BOY ERASED

BOY ERASED

(director/writer: Joel Edgerton; screenwriter: based on the memoir by Garrard Conley; cinematographer: Eduard Grau; editor: Jay Rabinowitz; music: Danny Bensi, Saunder Jurriaans; cast: Lucas Hedges (Jared), Nicole Kidman (Nancy Eamons), Russell Crowe (Marshall Eamons), Xavier Dolan(Jon), Troye Sivan (Gary), Britton Sear (Cameron), Jesse Latourette (Sarah), Joe Alwyn(Henry), Flea (Brandon), Cherry Jones (Dr. Muldoon), Joel Edgerton (Victor Sykes); Runtime: 114; MPAA Rating: PG-13; producers: Steve Golin, Kerry Kohansky-Roberts, Joel Edgerton; Focus Features; 2018)

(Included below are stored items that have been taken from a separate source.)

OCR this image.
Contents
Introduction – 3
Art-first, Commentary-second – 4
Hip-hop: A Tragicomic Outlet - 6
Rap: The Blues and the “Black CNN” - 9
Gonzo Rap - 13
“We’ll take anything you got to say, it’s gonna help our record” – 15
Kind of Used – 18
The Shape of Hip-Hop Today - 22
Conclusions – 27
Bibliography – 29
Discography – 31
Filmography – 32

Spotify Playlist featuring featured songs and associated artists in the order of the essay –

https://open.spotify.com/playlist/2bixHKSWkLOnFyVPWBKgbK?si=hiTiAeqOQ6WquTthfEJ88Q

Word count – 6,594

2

Well-intentioned but somewhat flat film.

Reviewed by Dennis Schwartz

Aussie actor-turned-director Joel Edgerton (“The Gift”) bases his well-intentioned but somewhat flat film on the memoir by Garrard Conley.

It tells of how dehumanizing is gay conversion therapy, as the film changes the names in the narrative used in the memoir (Conley goes by the name Jared). Jared (Lucas Hedges) is a 19-year-old college student sent by his concerned southern parents–his devout Christian mother Nancy (Nicole Kidman) and his Baptist pastor father Marshall Eamons (Russell Crowe)–to a gay conversion center called “Love in Action,” after he is outed by fellow students.

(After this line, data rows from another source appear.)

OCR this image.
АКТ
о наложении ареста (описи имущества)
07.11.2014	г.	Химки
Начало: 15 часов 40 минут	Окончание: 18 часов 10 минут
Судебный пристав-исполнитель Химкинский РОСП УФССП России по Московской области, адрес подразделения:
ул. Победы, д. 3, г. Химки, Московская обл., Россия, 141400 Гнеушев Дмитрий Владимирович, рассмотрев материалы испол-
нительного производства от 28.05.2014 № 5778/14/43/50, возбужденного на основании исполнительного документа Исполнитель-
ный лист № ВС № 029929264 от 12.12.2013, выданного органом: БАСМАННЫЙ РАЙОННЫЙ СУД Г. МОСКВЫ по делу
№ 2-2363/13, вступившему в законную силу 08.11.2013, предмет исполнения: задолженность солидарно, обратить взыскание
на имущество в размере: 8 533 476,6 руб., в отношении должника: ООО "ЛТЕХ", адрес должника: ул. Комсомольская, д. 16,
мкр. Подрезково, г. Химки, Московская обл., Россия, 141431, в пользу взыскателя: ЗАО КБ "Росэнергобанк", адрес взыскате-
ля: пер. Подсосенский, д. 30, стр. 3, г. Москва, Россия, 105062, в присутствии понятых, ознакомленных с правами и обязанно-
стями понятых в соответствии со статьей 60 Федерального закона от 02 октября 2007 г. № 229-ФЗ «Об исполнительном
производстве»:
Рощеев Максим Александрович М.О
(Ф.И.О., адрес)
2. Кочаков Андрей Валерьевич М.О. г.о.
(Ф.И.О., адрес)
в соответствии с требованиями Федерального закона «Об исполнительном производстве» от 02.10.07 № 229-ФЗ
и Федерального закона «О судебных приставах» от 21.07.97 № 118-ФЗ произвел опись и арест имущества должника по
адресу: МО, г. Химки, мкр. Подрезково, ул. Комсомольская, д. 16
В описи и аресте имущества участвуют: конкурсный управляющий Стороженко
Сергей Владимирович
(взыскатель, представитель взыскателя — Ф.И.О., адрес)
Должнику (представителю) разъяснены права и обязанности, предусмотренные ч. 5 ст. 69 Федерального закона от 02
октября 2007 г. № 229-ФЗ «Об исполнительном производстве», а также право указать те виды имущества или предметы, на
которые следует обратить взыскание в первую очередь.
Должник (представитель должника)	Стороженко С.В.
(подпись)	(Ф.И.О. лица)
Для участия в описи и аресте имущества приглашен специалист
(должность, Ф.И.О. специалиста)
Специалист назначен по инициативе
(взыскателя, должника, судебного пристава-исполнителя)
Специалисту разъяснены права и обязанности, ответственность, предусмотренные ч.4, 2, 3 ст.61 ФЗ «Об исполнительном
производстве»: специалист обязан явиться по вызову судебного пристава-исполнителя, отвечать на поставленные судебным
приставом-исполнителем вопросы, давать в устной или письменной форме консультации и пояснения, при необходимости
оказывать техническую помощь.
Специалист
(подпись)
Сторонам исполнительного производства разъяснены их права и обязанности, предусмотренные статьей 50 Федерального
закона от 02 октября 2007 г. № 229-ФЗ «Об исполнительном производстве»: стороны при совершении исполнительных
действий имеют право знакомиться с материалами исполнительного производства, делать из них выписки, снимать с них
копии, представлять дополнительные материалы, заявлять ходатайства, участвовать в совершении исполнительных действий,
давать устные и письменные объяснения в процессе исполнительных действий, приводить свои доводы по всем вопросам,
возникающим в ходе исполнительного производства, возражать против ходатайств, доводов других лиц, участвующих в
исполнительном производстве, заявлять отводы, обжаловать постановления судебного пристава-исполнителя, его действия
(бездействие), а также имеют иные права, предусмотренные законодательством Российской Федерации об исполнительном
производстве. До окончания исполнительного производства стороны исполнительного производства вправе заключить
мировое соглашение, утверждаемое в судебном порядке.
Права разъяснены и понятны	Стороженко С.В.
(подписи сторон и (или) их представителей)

Some kids at the center obey the directives, others resist and still others keep to themselves their inner thoughts. When counselors such as Brandon (Flea) abuse the boys so they will convert, the film is hard to watch. Yet there are also some amazingly tender scenes. The other kids in the program with Jared are richly played by Xavier Dolan, Britton Sear, and Jesse Latourette. In Jared we see a kid who is scared, and in his bewilderment at the process is defiant. His father is the religious fanatic who thinks he is really helping his son with this harsh therapy, while mom is a more complex person who accepts her son and questions how she could dwell in a male-dominated community and go along with hubby’s cruel treatment of their son.

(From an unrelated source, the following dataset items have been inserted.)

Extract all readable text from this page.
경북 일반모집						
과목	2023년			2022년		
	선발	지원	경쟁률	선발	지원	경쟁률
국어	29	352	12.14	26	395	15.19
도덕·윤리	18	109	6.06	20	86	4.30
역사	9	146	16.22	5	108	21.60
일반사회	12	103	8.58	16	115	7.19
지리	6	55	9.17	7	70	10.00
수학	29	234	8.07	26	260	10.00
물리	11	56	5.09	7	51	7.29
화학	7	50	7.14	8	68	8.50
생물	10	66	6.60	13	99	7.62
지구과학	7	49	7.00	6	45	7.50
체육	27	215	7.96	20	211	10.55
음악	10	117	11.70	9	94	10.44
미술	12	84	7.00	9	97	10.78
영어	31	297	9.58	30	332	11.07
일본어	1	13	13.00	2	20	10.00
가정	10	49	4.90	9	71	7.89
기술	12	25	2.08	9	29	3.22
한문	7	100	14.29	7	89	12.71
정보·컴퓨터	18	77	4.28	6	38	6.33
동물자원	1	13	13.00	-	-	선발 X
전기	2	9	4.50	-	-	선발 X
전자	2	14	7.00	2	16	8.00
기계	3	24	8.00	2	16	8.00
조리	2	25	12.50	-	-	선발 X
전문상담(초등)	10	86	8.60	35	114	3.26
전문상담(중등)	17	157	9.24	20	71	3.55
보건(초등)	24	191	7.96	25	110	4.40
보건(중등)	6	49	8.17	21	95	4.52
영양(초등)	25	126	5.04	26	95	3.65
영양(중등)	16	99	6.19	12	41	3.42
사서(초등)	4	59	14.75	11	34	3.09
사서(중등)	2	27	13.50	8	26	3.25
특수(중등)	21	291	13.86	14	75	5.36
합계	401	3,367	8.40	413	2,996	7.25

The true story rightly questions this archaic method of therapy and tries to be a positive influence for viewers in the Bible Belt states, where this sort of therapy has most of its advocates. The result is more of an educational film than an entertaining one. It sadly tells of misguided parents instead of accepting their children as they are forcing them into an identity crisis, where they hate themselves. Good performances aside, the troubling film probably tells what informed parents, humanitarians and gays already know about the evils of conversion therapy. It tells of a program designed by zealots that emulates Mao’s reprogramming of the bourgeois in the 1950s.